Douglas Whittaker (retired 2000)
Born and bred in Knotty Ash - yes, missus, it does exist - Doug attended Liverpool Institute with Peter Sissons, and a year ahead of Paul McCartney and George Harrison, and there joined the C.C.F., which has played such a part in his life. In those innocent days, cadets took their rifles home on the tram, cleaned them at home over the weekend and returned them to school on Monday.
A scholarship took him to Christ Church, Oxford and after graduating he took up his first post in 1962, teaching mathematics at Bedford Modern. He survived a headmaster fierce enough to cancel half-term holiday when nobody owned up to making a noise in assembly, and left after two years, but not before organising a Field Day at Ampthill Park. He brought this bright idea to his next appointment: Haberdashers'.
In his first spell at Elstree, he learned to sail, and has since gone on to become a Senior Instructor of the Royal Yachting Association, passing on his skills to generations of Haberdasher boys. After four years here, he moved on to Atlantic College, in South Wales, where life consisted of sums, sailing, sweated labour, but not much sleep before returning to Elstree in 1970 becoming Head of Mathematics in 1973.
As generations of boys will testify, Doug is an inspiring teacher, certainly a one-off, possessed of great skill in the techniques of Mathematics ... and the only member of staff able to remove his shirt without first removing his jacket. His colleagues will testify to his remarkable knowledge of so many branches of the subject. Well, so what? The teachers here are expected to know their subjects. What makes Doug special is his ability to challenge the boys to provoke them into thinking in new ways, to give them the desire and the confidence to get stuck in to the problems the like of which they have never seen before.
The later success of his students at university is directly related to the combative approach which he instills in them. He is always ready to scrap the lesson and go down any promising side-track, sees a syllabus as a bare minimum to be taught, and coursework as the feeble-minded drivel it usually is.
In the 1960s, he introduced computing here, making Haberdashers' one of the first schools in the land to do it, and in 1998 two years from retirement, instead of thinking of slippers and firesides, he set up his first problem-solving weekend conference - in France, of course where else? - an idea which has now expanded to three conferences a year in various places. Doug will still run these in retirement, and will keep his mathematical muscles in trim by teaching two courses for the Open University, for which he has taught since its inception.
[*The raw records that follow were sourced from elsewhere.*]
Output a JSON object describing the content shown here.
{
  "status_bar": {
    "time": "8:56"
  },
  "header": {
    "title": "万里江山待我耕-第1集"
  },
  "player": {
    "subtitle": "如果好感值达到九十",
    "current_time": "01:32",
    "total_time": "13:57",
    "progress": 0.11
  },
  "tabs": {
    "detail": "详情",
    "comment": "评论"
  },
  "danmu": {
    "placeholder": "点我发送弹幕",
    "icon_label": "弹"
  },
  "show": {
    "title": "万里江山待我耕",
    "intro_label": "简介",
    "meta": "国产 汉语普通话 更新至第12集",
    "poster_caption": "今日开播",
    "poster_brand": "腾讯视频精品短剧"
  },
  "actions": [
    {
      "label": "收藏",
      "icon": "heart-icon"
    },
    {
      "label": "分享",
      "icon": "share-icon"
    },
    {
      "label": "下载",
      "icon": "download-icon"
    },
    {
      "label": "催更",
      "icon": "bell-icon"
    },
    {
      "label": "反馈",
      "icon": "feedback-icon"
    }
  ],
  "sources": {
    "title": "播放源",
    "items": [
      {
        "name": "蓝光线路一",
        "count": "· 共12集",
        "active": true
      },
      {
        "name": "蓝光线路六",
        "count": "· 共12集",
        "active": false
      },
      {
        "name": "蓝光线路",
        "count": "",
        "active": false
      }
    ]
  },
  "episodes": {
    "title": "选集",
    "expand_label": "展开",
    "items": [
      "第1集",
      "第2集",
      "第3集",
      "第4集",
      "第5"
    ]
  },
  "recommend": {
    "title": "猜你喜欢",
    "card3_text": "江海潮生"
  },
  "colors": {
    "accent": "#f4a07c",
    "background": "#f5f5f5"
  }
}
His management of the Maths. Department is much appreciated by his colleagues. It is characterised by a complete absence of paper and minutes, and a scarcity of meetings. He prefers instead the method of conversation between humans; this results in harmony and mutual respect. The Mathematics Department is indeed a happy ship.
He became an officer in the C.C.F. at Bedford Modern, initially in the R.A.F. section. He switched his allegiance to the Royal Navy at the start of his second spell at Elstree, and became the Commanding Officer of the R.N. section in 1976. In 1985 he was appointed Contingent Commander of Haberdashers' C.C.F., and attained the naval rank of Commander, which is as far as James Bond ever got.
Membership of the corps at Elstree is voluntary, as it should be, but by the mid 1970s numbers had fallen away, and by the mid-1980s had recovered to about 180. That the figure these days is nearly 300 is due in no small measure to Doug's enthusiasm and vision. He changed General Inspections from large static parades to all-action inter-service competitions, releasing the energy of the cadets. He encouraged giving cadets as much responsibility as possible on the grounds that they learn leadership by having to lead.
The annual Prefects' Training Day, which he and Mark Lloyd-Williams run, owes much to ideas of C.C.F. leadership training. He expanded the amount of adventurous training and acted upon the fact that C.C.F. stands for Combined Cadet Force, encouraging joint activities between the sections; for example all three services use Ampthill Park for the October Field Day.
He has always been ahead of the game foreseeing the litigious, health and safety obsessed world we now live in, and the reduced financial support from the M.O.D.; his planning and provision has ensured that the corps will continue to flourish.
We wish Doug all the best for his retirement when, no doubt, he will indulge his passion for travel, with the added bonus of travelling in term-time rather than in the school holidays. As a teacher, a head of department, a contingent commander and a friend, he is the genuine article. He will be missed.